In August 2023, former President Donald Trump was indicted in federal court in the District of Columbia on criminal charges related to his efforts to overturn the results of the 2020 Presidential election. The indictment alleged, among other things, that Trump conspired to defraud the United States by interfering with the counting and certification of the election results in several states and to obstruct the congressional proceedings to certify the election results on January 6, 2021, when a large group of Trump supporters stormed the U.S. Capitol.
Seeking to have the charges dismissed, Trump claimed that, as a former President, he is immune from criminal prosecution for acts while in office. Both the trial court and the appeals court rejected this view. The Supreme Court granted review. Together with the National ACLU, we urged the Court to reject the dangerous proposition that an elected head of state is above the criminal law—a position at odds with history, constitutional structure, and the rule of law.
It has long been presumed that while prosecuting a sitting President may be barred, prosecution after he leaves office is permitted. This assumption was reflected, famously, in President Ford’s pardon of President Nixon following the Watergate scandal. Indeed, at his second impeachment trial, even former President Trump himself suggested the possibility of criminal prosecution of a former President.

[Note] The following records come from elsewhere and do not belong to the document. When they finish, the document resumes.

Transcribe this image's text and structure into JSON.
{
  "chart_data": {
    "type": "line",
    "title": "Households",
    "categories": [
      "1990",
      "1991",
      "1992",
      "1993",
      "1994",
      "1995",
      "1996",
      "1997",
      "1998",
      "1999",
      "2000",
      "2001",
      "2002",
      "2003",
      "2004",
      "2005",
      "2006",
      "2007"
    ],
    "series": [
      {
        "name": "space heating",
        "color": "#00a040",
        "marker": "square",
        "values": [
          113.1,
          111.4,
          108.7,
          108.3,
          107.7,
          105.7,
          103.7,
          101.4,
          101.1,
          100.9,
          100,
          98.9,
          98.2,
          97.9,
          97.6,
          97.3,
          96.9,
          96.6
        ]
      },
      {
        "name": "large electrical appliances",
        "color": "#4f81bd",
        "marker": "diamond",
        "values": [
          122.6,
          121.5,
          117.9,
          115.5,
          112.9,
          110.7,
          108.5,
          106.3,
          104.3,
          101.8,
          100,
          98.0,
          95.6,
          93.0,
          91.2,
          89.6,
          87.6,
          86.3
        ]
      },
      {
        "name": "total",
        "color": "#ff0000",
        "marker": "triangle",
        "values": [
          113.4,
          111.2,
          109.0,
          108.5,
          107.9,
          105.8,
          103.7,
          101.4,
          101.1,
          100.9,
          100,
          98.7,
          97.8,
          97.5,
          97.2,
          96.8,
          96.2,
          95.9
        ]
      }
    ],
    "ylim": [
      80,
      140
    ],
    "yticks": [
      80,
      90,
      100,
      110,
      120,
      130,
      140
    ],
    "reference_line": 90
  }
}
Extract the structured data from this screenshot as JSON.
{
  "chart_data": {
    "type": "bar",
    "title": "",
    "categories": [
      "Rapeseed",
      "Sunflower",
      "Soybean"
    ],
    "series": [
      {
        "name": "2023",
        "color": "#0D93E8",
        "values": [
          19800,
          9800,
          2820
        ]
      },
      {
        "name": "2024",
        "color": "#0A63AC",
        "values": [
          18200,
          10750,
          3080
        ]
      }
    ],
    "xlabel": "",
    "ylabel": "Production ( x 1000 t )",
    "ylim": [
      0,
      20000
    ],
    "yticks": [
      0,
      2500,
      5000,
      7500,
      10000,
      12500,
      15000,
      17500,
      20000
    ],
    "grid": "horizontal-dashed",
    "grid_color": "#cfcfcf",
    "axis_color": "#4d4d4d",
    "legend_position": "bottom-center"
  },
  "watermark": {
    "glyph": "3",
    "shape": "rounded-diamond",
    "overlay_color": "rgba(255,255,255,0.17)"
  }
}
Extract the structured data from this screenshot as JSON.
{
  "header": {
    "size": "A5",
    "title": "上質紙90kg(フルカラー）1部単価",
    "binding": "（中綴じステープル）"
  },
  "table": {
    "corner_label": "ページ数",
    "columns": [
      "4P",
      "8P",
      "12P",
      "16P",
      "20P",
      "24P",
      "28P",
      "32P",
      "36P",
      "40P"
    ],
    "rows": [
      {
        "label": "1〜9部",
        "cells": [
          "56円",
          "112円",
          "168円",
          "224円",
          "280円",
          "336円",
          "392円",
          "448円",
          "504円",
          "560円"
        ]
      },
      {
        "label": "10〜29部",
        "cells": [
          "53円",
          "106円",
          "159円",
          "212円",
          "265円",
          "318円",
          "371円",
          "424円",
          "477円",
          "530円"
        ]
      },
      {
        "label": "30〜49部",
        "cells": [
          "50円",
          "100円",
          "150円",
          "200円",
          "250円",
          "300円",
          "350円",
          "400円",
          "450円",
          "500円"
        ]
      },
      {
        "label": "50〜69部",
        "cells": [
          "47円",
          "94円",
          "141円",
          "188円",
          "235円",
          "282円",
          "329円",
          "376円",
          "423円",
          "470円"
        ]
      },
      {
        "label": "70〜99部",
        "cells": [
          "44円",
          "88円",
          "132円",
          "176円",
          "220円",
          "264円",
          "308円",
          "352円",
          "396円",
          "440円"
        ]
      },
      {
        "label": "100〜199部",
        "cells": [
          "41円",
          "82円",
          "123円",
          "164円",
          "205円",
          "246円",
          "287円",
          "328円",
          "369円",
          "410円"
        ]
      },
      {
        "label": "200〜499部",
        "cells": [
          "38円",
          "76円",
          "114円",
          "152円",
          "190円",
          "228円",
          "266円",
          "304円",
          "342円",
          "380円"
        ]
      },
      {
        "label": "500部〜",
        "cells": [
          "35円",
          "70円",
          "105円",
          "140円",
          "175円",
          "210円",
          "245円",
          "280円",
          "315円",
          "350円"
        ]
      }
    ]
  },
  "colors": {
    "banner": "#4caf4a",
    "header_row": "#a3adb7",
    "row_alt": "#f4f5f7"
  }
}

In drafting the Constitution, the Framers carefully provided certain immunities, including for members of Congress attending sessions in the House or Senate chambers. But the Framers explicitly provided no immunities for the president. The separation of powers, and the rule of law on which it depends, would be undermined if Presidents were above criminal accountability. The United States does not have a king, and former presidents have no claim to being above the law. A functioning democracy depends on our ability to critically reckon with the troubling actions of government officials and hold them accountable. If the President is free, as counsel for Trump argued in court, to order the assassination of his political opponents and escape all criminal accountability even after he leaves office, then our constitutional system contains a fatal flaw that would-be tyrants will exploit—at the cost of our freedoms and the rule of law.
UPDATE: On July 1, 2024, the Supreme Court decided (6 to 3) that presidents are entitled to absolute immunity from criminal prosecution for actions taken within their core constitutional authority, and to presumptive immunity from prosecution for all official acts, but are not entitled to immunity for unofficial acts. After Donald Trump won the 2024 presidential election, the government dismissed the case, so we will not find out which (if any) of the charges were based on unofficial acts. The dismissal was “without prejudice,” however, so it is not impossible that some charges will be re-filed after January 20, 2029.